3) implement getX() and getY() alongside getR() and getTheta() and allow user code to decide which to use. Double the functionality without having to expose internal state.

4) implement a PolarPoint class with a way to convert between that and Point. This is more applicable if the concepts are not orthogonal but also not as strongly correlated as coordinate systems.

The two ways of handling you describe are not how I would actually handle any of this in real situations.

Getters and setters meanwhile allow you to do things like recalculate internal state whenever you call setX() or setR() to amortize computational costs or do any other kind of change tracking without having to rely on some more language-specific feature to do so. Plus getters and setters work across network boundaries unlike modifying state directly.


Point 2) feels very weak. You could easily have getR and getTheta, but critically you could also always have had them - if they make sense as APIs, and your state is encapsulated, you can expose them at any time.

The benefit of having getters is that API consumers don’t privilege public state above any other API component, because they don’t know what’s actually the real state and what’s just under contract.


Given your Coord example, can you come up with a better OO version than the article's advice of "can I make it immutable"?

The immutable version would let you have all four fields.

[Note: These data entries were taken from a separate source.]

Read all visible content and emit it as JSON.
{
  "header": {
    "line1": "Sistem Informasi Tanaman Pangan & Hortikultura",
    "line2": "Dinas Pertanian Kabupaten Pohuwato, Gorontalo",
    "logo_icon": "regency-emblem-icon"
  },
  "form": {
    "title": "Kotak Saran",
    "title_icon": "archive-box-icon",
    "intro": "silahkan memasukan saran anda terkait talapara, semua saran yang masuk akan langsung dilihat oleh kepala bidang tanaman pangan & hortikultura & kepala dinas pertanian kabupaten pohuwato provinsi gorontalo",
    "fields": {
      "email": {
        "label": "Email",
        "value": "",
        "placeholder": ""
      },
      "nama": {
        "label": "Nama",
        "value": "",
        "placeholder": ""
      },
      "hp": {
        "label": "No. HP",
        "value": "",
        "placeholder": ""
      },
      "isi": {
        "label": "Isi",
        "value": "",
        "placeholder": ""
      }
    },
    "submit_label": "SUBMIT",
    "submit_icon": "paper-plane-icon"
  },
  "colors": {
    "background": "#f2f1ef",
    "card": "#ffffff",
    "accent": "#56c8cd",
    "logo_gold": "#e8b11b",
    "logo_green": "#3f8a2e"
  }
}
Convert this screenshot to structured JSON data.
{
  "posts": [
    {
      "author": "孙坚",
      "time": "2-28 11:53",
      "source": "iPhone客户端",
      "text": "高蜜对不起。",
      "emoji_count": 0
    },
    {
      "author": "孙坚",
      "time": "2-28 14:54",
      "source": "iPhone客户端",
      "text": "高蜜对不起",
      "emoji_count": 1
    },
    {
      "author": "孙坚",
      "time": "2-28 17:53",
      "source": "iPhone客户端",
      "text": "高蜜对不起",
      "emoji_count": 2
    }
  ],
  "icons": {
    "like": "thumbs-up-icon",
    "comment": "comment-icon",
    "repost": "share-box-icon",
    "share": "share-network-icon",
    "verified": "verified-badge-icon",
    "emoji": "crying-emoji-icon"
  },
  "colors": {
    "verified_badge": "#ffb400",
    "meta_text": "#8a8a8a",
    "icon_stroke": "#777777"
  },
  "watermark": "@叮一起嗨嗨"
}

A setter on any of the 4 items (should you desire it) will return a new object whose four fields remain consistent with one another.


...and how precise do the switches between coordinate systems have to be? depending on your format for floats, you will land on areas that are only expressible with perfect precision in one or the other coordinate system. I can imagine a fixed point that moves around by being repeatedly queried in one or the other system.


Point object could be either, since the coordinate systems are truly interchangeable, e.g. the class could just store everything as Cartesian internally and convert to/from polar as needed. In a class with more mutually exclusive properties I can see how this wouldn’t work so well.


To answer a few sibling responses:

The point is that mechanically maintaining get/set methods for each field is completely at odds with encapsulation. To continue the example, sure, go ahead, have any or all of get/setX, get/setY, get/setR, get/setTheta if they make sense for your application. But writing them just because you've created a field, and the coding standards say they should be there is dumb. The coding standards that say this (like JavaBeans) may have their reasons, but OO ain't it.